The only quite specific T-cell gene included in the 50 g predictor was LAX1. Its overexpression results in an inhibition of T-cell activation [29]. This fits with a recent study showing that “absence” of lung CD4 T-cells with an effector phenotype emerged as a predictor of favorable outcome in NSCLC [30]. Interestingly, Granzyme B, overexpressed in our cohort, can be secreted by B-cells differentiated into “cytotoxic” B-cells upon an incomplete T-cell help [31]. Previously, activated T-cells were linked to survival as detected by the gene expression of the quite T-cell-specific LCK [32], but this kinase can be expressed in many cancer cells [33] and even in B1 cells [34]. Immunostainings for different B, T or NK cells markers showed that T and NK cells can be detected in both high-risk and low-risk groups while B-cells in tumor microenvironment are more frequently found in the low-risk group (p < 0.05).Although the immune mechanisms with prognostic value have been related mainly to T-cells, the involvement of B/plasma cells has also been described in accordance with our results [3537]. Ascierto et al. [35] described a 5-gene molecular signature of tumor-infiltrating immune B-cells that can predict a low risk of distant relapse in breast cancer patients regardless of ER, PR, or HER-2 status. The relationship of B/plasma cell infiltration and survival was also shown previously in medullary duct breast carcinomas [36] and related to an antigen-driven response directed to tumor-associated gangliosides [37].

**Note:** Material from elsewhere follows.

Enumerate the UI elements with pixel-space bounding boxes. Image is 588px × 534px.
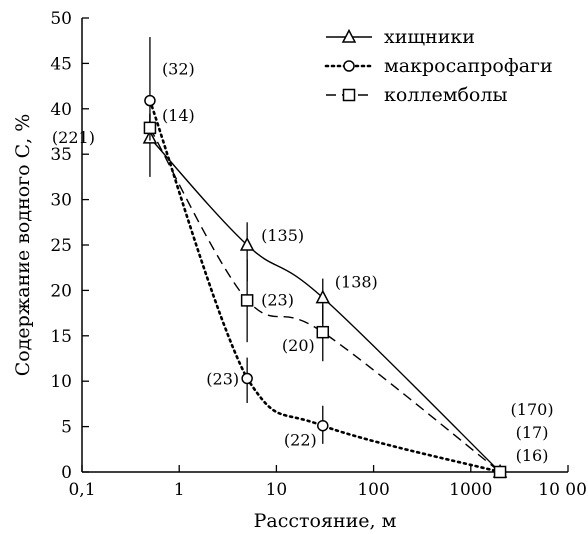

Our gene signature can be used as an immunoscore for NSCLC. Gallon et al. [38] have recently postulated that the use of an immunoscoring, together with the TNM stage, is necessary to make prognostic more accurate in cancer. Different ways to quantify immune infiltration by light microscopy or immunohistochemistry have been used [39]. In our series, CD20 or CD79 immunostaining for B-cell or plasma cell, respectively, can be useful immunoscores, although the 50-gene signature is a more powerful tool to distinguish groups with different relapse-free survival probability (Fig. 4). Our predictor is able to identify patients with a worse prognosis that could benefit of additional treatment and patients with a good prognosis who may be candidates to avoid the toxic effects of adjuvant therapy. In conclusion, our results have the potential for improving early stage NSCLC patients management selecting those patients at lower risk of recurrence while opening new possibilities for immunotherapy and vaccine development.